A) Every 4 Minutes x 2:

200m Run
10 Wall Balls, 12#/10#
10 Empty Bar Deadlifts, 20”

B) 3 Rounds:

4 Strict Press, with an empty bar
8 Front Squats, with an empty bar
6/6 Kettlebell Windmill
16 Double-Unders



“3 Dragons”

3 Rounds:

200m Run
10 Bench Press, 115#/75#
10 One-Legged Squats

3 Rounds:

200m Row
10 Power Cleans, 115#/75#
10 Front Squats, 115#/75#

3 Rounds:

40 Double-Unders
10 Burpees
10 Wall Balls, 20#/ 14#

RX+: 135#/95#
RX: 115#/75#
AX: 75#/55#. Walking lunges.

Workout Tip

AX – For masters athletes or novice athletes that want to move and have fun.

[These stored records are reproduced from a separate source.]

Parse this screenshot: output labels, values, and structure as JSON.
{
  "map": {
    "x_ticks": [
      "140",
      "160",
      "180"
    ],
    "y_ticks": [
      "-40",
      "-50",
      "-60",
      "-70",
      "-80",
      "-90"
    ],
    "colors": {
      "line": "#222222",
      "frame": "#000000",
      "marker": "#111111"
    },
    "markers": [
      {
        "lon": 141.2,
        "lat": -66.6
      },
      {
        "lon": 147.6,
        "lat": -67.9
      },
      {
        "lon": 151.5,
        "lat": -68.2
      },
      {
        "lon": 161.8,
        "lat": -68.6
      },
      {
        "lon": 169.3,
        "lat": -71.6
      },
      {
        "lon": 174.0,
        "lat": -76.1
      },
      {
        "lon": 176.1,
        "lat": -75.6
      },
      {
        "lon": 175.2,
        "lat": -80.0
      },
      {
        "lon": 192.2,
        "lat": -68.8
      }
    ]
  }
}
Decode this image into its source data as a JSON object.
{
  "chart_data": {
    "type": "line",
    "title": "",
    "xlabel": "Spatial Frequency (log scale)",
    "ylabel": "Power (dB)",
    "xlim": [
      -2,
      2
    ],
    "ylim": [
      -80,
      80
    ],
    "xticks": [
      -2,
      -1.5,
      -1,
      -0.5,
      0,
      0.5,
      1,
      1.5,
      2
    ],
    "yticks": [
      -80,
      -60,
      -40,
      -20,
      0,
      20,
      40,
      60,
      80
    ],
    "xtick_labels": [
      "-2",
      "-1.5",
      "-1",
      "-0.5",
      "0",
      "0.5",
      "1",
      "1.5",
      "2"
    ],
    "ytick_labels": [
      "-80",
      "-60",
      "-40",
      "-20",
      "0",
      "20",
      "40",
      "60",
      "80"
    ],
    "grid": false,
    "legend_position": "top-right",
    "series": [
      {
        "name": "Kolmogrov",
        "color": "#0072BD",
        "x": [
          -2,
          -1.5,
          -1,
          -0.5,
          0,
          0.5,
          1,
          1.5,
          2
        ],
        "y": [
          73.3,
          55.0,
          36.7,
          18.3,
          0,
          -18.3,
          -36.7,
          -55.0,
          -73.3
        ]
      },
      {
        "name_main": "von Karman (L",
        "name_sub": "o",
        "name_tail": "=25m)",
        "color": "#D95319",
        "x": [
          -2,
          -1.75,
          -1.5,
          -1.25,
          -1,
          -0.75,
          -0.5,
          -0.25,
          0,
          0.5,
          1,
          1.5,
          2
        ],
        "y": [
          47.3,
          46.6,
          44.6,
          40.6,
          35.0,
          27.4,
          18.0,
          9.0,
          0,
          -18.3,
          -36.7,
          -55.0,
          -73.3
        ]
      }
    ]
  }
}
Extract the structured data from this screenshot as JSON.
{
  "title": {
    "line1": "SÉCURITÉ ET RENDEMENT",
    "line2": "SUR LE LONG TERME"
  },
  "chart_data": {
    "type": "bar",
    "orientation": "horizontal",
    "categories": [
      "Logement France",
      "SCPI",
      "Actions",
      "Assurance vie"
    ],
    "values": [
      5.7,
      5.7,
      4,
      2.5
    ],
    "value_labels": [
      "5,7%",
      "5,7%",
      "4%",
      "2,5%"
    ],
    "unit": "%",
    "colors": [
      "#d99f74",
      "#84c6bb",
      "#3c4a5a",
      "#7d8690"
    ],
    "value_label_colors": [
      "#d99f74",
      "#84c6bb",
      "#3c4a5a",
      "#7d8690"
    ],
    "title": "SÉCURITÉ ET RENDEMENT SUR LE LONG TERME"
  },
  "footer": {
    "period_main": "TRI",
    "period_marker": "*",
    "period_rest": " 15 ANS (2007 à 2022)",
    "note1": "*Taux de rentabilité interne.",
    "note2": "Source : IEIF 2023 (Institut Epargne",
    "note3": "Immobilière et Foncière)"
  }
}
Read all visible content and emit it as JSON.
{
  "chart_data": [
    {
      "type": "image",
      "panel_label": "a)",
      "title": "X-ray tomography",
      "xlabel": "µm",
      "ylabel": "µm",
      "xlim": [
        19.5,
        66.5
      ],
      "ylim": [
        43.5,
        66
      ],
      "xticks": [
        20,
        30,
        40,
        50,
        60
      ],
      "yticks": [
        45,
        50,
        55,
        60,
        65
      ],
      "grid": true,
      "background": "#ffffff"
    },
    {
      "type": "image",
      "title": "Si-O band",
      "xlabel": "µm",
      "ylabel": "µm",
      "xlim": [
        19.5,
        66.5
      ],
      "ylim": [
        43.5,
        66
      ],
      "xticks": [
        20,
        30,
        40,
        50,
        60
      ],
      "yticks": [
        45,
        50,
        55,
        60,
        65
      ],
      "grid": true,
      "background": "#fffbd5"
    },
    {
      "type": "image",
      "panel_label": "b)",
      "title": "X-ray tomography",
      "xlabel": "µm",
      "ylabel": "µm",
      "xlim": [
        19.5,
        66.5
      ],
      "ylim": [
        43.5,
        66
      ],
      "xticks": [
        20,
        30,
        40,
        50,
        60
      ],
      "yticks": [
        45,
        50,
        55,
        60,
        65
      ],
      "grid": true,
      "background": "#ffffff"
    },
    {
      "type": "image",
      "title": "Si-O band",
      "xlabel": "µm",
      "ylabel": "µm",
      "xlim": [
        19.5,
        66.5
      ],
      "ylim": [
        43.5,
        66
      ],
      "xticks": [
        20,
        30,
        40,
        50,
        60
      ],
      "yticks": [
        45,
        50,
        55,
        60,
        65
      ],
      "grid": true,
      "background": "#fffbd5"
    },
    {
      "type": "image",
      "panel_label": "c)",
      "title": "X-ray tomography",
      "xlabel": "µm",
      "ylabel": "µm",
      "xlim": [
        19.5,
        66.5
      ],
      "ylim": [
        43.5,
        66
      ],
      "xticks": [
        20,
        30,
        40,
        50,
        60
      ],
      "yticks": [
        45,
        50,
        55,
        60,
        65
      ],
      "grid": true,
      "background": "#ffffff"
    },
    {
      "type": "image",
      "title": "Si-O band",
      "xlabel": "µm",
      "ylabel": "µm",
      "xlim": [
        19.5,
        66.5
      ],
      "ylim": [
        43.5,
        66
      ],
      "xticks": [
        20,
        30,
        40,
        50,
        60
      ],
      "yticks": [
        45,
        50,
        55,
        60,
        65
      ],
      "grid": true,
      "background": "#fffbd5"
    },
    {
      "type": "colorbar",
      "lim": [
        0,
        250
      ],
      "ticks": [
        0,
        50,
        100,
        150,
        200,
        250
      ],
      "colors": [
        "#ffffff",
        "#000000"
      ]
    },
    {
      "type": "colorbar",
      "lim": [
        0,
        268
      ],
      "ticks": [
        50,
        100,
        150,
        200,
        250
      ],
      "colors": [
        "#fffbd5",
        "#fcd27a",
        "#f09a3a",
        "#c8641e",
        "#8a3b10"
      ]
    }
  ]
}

RX – Most athletes that have training experience and want a little push!

RX+: Competitive athletes that want a little more dose of the good stuff.

This workout should only use one barbell. After you complete all 3 rounds of the bench press and one-legged squat station, take your bar off the rack and use it for the power clean portion. The weight on the bar for all the movements should be a load that you can complete 5 repetitions each time you see the bar. Scale as needed. If you can not complete one-legged squats, scale to walking lunges.